In short, when a destination becomes too popular, the problems caused by tourism can start to outweigh the benefits.
What Dragoman is doing to counter over-tourism
Today, with the spotlight on sustainable & responsible travel and discouraging over-tourism, overland travel has truly come of age. It’s all about getting into the real country, mixing with the locals, and spreading the love to those communities and areas that really need to benefit from tourism.
On our trips, we aim to maximise the positive impacts of tourism while avoiding contributing to the negative impacts as much as possible. This means that we try to allow plenty of time to really experience the places we travel through, heading out into those hard-to-reach places and spending as much of our cash locally as we can. We stay in locally-owned guesthouses, we eat at local restaurants, and we use local guides. We have developed a number of long-lasting relationships with our local suppliers, and in this way we can ensure the money we spend is going directly back into the local community.
During their comprehensive training programme at Dragoman HQ, our tour leaders are trained in our philosophy of responsible tourism, so that they embody these ethics on the road. We encourage our leaders and our passengers to respect local customs and culture and to abide by local laws and etiquette. Part of what makes overlanding such a fantastic style of travel is the local interaction and community involvement, whether that’s riding horses with Kyrgyz nomads or helping out at a school in Ghana. We strive to foster positive cultural exchanges built on mutual respect between local people and our passengers.
We also endeavour to preserve and enhance the environments we travel through. As much as possible we choose suppliers with green practices in place, and though the Dragoman Supports programme we support a number of community projects in many of the countries we visit which are working for the conservation and/or restoration of natural landscapes and ecosystems – for example, the Meserani Snake Park in Tanzania, the Huasquila Lodge in Ecuador, and the Torres del Paine Legacy Fund.

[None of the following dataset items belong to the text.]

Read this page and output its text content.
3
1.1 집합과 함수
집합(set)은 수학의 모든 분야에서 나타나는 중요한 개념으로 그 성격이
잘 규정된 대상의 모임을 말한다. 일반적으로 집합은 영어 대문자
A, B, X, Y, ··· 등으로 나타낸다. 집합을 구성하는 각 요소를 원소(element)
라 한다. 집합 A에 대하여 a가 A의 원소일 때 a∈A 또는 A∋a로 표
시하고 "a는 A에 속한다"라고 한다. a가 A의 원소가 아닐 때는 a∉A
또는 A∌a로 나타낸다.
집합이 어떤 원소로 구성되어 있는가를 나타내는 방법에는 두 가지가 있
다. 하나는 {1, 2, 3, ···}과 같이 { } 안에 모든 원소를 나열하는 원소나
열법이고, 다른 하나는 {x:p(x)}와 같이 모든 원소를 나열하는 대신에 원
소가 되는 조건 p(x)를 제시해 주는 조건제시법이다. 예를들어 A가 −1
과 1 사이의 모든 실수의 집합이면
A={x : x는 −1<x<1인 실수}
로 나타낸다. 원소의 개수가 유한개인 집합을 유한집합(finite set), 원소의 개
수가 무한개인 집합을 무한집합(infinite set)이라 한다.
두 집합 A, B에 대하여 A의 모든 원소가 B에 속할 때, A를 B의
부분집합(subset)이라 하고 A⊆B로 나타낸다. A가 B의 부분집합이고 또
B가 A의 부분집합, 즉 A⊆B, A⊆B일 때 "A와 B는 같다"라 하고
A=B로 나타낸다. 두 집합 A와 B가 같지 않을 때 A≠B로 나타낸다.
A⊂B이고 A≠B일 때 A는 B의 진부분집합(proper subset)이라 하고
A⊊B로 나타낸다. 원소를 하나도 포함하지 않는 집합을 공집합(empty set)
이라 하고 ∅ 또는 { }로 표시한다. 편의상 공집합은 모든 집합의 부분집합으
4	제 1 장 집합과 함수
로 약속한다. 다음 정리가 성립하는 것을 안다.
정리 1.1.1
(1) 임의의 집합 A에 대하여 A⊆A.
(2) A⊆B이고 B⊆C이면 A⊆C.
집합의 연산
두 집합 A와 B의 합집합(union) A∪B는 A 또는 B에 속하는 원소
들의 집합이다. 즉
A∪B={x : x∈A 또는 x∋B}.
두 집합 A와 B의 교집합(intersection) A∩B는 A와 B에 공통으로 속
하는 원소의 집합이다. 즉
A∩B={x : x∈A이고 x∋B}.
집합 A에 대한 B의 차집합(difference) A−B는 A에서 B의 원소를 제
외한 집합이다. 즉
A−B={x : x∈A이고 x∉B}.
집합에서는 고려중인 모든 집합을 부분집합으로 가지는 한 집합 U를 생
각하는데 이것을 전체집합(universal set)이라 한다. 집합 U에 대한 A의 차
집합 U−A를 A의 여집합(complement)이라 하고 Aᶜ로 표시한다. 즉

We also strive to promote Animal Welfare, opposing practices that have a negative impact. For example, we no longer offer elephant riding on any of our trips. When viewing wildlife, we respect the animals and their habitats, abiding by the old maxim “take nothing but pictures, leave nothing but footprints”.
To reduce the need for single-use plastic water bottles, we provide drinking water on all of our trucks, and encourage our customers to bring a reusable bottle, such as those offered by Water-to-Go (Dragoman customers are entitled to a 25% discount with Water-to-Go). We also provide reusable shopping bags, and strongly encourage that any waste be disposed of in a responsible way.